Second, dust symbolizes love. Think about how the ground accepts and embraces everything, without picking and choosing, even if it is not always pleasant. True love doesn’t pick and choose who it cares for. So, we can appreciate God’s mysterious reason for making us from the dust of the ground. Just as the earth embraces everything without discrimination, we should love each other without bias, just as we should love God with all our hearts. By loving each other without prejudice, we can create a community of shalom in this wounded world, just like the unbiased love shown by the earth.

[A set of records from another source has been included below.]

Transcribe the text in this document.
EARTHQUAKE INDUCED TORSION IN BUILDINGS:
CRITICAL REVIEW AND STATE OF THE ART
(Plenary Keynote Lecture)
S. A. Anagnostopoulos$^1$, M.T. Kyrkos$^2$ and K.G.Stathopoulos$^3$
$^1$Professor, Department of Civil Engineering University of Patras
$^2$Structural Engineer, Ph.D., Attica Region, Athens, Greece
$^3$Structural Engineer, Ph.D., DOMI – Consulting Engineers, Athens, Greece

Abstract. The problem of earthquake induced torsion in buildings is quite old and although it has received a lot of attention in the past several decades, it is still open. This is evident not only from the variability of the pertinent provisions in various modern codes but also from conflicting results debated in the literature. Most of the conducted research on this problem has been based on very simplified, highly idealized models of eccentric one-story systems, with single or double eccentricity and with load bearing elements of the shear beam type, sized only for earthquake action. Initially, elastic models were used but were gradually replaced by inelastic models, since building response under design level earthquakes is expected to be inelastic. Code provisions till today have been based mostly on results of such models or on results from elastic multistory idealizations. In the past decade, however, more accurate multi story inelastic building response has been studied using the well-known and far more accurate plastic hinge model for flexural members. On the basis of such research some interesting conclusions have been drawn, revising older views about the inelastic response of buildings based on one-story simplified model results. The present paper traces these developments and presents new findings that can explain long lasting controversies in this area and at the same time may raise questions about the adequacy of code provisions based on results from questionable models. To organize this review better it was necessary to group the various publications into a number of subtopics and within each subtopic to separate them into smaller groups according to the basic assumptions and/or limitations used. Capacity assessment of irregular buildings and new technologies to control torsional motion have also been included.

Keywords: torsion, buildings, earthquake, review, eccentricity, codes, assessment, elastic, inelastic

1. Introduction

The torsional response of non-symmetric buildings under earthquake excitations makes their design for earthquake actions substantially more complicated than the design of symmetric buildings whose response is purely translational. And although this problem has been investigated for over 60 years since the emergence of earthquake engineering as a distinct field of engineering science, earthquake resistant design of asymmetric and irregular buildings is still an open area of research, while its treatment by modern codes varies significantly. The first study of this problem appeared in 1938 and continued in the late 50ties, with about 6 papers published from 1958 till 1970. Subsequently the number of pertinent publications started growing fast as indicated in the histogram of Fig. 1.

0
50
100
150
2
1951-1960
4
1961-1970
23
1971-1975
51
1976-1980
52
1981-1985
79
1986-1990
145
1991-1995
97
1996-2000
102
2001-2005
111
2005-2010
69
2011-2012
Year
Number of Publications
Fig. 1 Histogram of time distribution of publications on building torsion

Third, dust symbolizes humility. This becomes clear when we look at the story of Job in the Old Testament. Job was known as the greatest man in the East, living a happy and admirable life. However, one day, Satan was allowed by God to test Job’s faith. Suddenly, Job found himself facing unimaginable tragedy and loss. Through his suffering, Job remained humble and turned to God for understanding.

In Job 10:9, Job expresses his humility before God, comparing himself to clay molded by a potter. He asks God if He would turn him back to dust again. Even amid suffering, Job’s willingness to submit to God’s will shows his genuine humility and readiness to accept God’s sovereign guidance and provision. As dust symbolizes humility, despite life’s challenges, we can learn from Job’s example of humility.

Ultimately, Jesus Christ, the Son of God who came to us as the Incarnate Savior, exemplifies true humility through His sacrificial death on the cross, offering redemption for our sins.

So, what does dust mean to you? What characteristics of dust do you want to embody? This Lenten season, we can reflect on the symbolic meanings of dust as a reminder of God’s blessings and the restoration of life. Take a moment to ponder the profound biblical implications of dust in shaping our relationship with God and others.

Major Young Sung Kim serves as corps officer, Hempstead Citadel, N.Y.